Quorum needs to be more than half the available votes - and since you lose connectivity with Azure you no longer have quorum. The reason you lose access to Azure is most likely due to routing and network - which needs to be allowed from site2.
Hi Jeff,
Thanks for your answer. That would be the case if the quorum was static, but the quorum is dynamic, so the single server and azure witness can maintain quorum, as seen when I shutdown two of the servers on site1 before cutting the link.
Not if you cannot access Azure from Site2 - which appears to be the problem here. Once the link is cut between Site1 and Site2 - Azure is no longer available. You need to have at least 2 quorum votes - and your single server in DR only has 1 vote out of 2 possible - which is not more than 50% so the cluster shuts down.
I understand the principle, but even though FCM showed Azure as offline, the site2 server still had internet access and the Azure portal didn't show any issues, so that part is strange indeed. In theory though, site2 should have failed over and become the primary, right?
Unless you have the AG configured for synchronous mode and automatic failover - then it will not failover automatically. Since that is a DR - I assume it isn't set in synchronous mode and thus cannot be set to automatic failover.
It is configured for synchronous commit with automatic failover to site2.

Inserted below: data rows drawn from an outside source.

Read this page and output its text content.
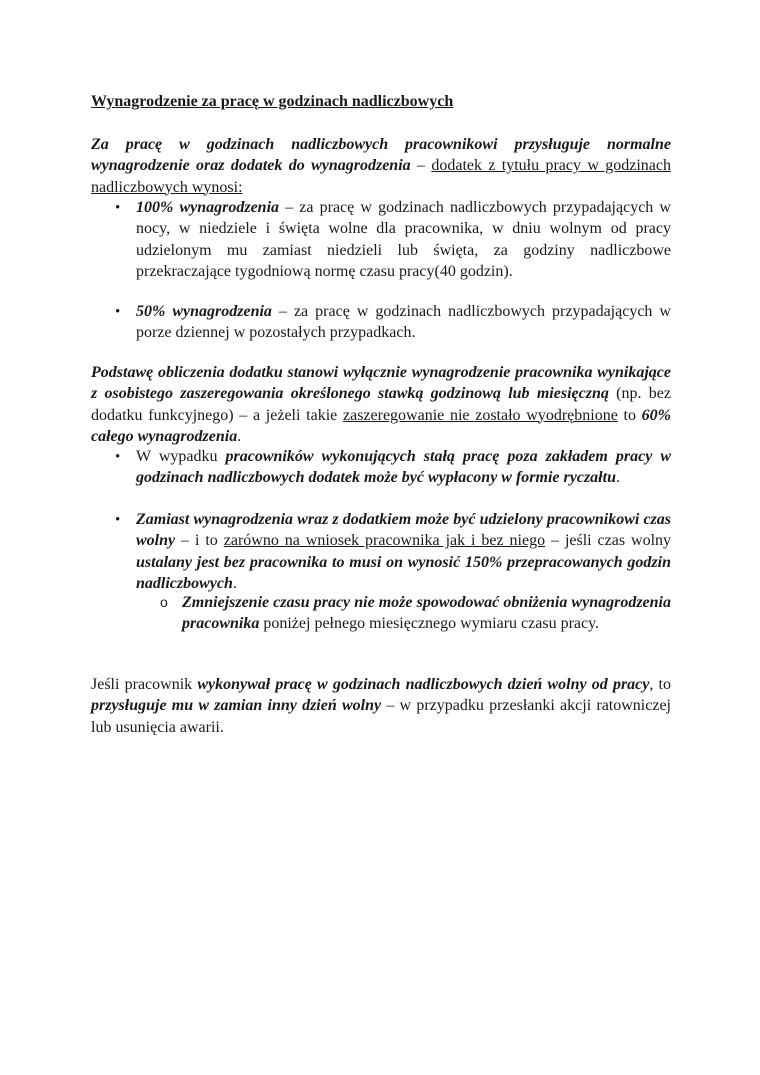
Wynagrodzenie za pracę w godzinach nadliczbowych
Za pracę w godzinach nadliczbowych pracownikowi przysługuje normalne wynagrodzenie oraz dodatek do wynagrodzenia – dodatek z tytułu pracy w godzinach nadliczbowych wynosi:
• 100% wynagrodzenia – za pracę w godzinach nadliczbowych przypadających w nocy, w niedziele i święta wolne dla pracownika, w dniu wolnym od pracy udzielonym mu zamiast niedzieli lub święta, za godziny nadliczbowe przekraczające tygodniową normę czasu pracy(40 godzin).
• 50% wynagrodzenia – za pracę w godzinach nadliczbowych przypadających w porze dziennej w pozostałych przypadkach.
Podstawę obliczenia dodatku stanowi wyłącznie wynagrodzenie pracownika wynikające z osobistego zaszeregowania określonego stawką godzinową lub miesięczną (np. bez dodatku funkcyjnego) – a jeżeli takie zaszeregowanie nie zostało wyodrębnione to 60% całego wynagrodzenia.
• W wypadku pracowników wykonujących stałą pracę poza zakładem pracy w godzinach nadliczbowych dodatek może być wypłacony w formie ryczałtu.
• Zamiast wynagrodzenia wraz z dodatkiem może być udzielony pracownikowi czas wolny – i to zarówno na wniosek pracownika jak i bez niego – jeśli czas wolny ustalany jest bez pracownika to musi on wynosić 150% przepracowanych godzin nadliczbowych.
o Zmniejszenie czasu pracy nie może spowodować obniżenia wynagrodzenia pracownika poniżej pełnego miesięcznego wymiaru czasu pracy.
Jeśli pracownik wykonywał pracę w godzinach nadliczbowych dzień wolny od pracy, to przysługuje mu w zamian inny dzień wolny – w przypadku przesłanki akcji ratowniczej lub usunięcia awarii.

And back to the beginning...if Site2 does not have access to Azure then you don't have enough votes to make quorum and the cluster will be shut down because it is not healthy.
And since it isn't healthy it cannot be made the primary.
Let's assume that site2 has access to Azure. If the link between the 2 sites is lost, would the site2 server promote itself because it can no longer see site1?
If it site2 becomes a primary, wouldn't I then end up with both sites having a primary server?